Phase IV studies are conducted after the drug has been approved for marketing. If requested for regulatory reasons, studies are continued to collect data on toxicity in much larger populations.





Clinical Trials regulations and management

By using soundly designed clinical trials we can address important clinical questions.

The process for developing a plan starts with the consulting stage where the research idea, roles and sponsor are discussed. In the development stage, the protocol is planned, trial documents are completed and funding is sought. The time scale, resources and tasks will be defined. Contracts and roles and then trial documents are finalised. Approvals and ethical agreements are obtained for the host organisation and the work to be carried out. For trials of investigational medical products (IMP), the trial must follow Regulations of Medicines for Human Use so that they conform to the EU Directive. Once the trial protocol is written a EuraCT number is acquired from the EMEA and an application for authorisation from the Medicines and Healthcare products Regulatory Agency (MHRA) is submitted and favourable opinion from the Research Ethics Committee (REC) is acquired.

A sponsor is an individual or organisation which takes responsibility for initiation, management and/or financing the project.

The clinical trial protocol describes the scientific rationale, objectives, study design, methodology, statistical considerations and organisation. The investigator’s brochure details the precise study plan for execution and ensures that the trial is conducted in the exact same way by all centres. If method of data acquisition differs between centres then it could lead to invalid data.

The essential documents required by the trial enable the evaluation of the quality of the trial conduct and the data acquired. These documents demonstrate compliance of the investigator, sponsor and monitors adherence to the Good Clinical Practice (GCP) guidelines – a set of ethical and scientific standards used internationally that ensures the rights, safety and well being of subjects.
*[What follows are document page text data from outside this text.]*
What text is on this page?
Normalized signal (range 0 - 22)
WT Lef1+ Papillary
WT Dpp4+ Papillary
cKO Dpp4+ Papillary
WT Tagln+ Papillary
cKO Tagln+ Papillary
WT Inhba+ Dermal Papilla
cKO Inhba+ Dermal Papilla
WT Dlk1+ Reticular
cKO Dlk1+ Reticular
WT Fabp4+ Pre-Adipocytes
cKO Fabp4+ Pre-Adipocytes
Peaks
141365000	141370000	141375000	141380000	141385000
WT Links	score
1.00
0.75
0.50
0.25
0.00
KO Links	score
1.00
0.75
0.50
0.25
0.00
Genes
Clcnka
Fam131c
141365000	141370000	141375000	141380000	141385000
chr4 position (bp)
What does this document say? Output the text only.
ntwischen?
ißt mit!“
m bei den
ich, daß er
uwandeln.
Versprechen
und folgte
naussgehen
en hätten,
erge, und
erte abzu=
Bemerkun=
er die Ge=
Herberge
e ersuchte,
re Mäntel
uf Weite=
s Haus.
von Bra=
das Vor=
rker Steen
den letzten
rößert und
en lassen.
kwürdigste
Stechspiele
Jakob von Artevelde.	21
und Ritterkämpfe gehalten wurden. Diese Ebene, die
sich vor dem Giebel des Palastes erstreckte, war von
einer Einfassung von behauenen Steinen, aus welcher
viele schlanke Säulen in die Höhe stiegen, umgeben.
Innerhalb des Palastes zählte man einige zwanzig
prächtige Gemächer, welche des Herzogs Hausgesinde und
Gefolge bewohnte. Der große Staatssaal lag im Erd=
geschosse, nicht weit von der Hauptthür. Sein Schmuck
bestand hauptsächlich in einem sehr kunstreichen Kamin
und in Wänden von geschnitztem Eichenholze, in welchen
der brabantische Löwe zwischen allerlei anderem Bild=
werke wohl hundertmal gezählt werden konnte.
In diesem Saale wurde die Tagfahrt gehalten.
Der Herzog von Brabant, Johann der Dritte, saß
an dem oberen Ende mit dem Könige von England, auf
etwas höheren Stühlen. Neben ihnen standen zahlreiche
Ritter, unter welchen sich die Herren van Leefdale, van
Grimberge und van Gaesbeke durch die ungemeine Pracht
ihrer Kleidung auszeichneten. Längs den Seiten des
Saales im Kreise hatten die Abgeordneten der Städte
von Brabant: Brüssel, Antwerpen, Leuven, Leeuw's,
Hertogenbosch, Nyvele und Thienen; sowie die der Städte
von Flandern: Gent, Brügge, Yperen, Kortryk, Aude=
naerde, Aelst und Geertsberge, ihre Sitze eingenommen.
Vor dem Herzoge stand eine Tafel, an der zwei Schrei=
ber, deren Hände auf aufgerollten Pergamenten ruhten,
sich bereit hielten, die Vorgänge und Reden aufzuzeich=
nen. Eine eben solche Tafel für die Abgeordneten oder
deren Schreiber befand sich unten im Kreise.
The GCP guidelines assures conduct is consistent with the principles of the Declaration of Helsinki, for example: the well being of patients prevails over all; anticipated benefits outweigh/justify the risk; patient consent is acquired; medical doctors make medical decisions for patients; adequate information on the investigational medical product (IMP) exists; there is a clear and sound protocol; favourable opinion is sought from research ethics committee (REC); each member of the team is adequately qualified and trained; there is accurate reporting and verification of data; data protection is in place; IMP is handled with Good Manufacture Practice (GMP).

By implementing GCP, the trial master file (TMF) includes all those documents that help the trial management and the independent auditing, close out and archiving of data. These documents individually and collectively permit the evaluation of conduct and the quality of data. The documents include the protocol – the purpose, method and structure of the trial; ethical and regulatory approvals; qualifications of all staff; participant information e.g., recruitment strategy and consent forms; recording of Serious Adverse Events (SAEs) and; the final report. Data monitoring can include on site source documentation (SDV), on site system review and central monitoring by the Data Monitoring Ethics Committee (DMEC) surveillance. The Trial Steering Committee (TSC) supervises the scientific and ethical conduct of the trial and determines further progress based on reports from the trial managers and DMEC. The trial manager maintains the TMF. Annual progress, safety reports and the final report are submitted to the REC and Medicines and Healthcare products Regulatory Agency (MHRA).

The local study co-ordinator will ensure eligible patients are considered for recruitment, provide patients with information, register patients, obtain consent, allocate the patient into the study according to the randomisation protocols, obtain drug packs and follow up assessments. The trail manager will maintain close communication and oversight with the Pharmacy to the design, conduct and troubleshooting of trials. The manufacture, packaging, labelling, distribution, prescription, storage, accountability of randomised medicines are issues that need sustained and close monitoring.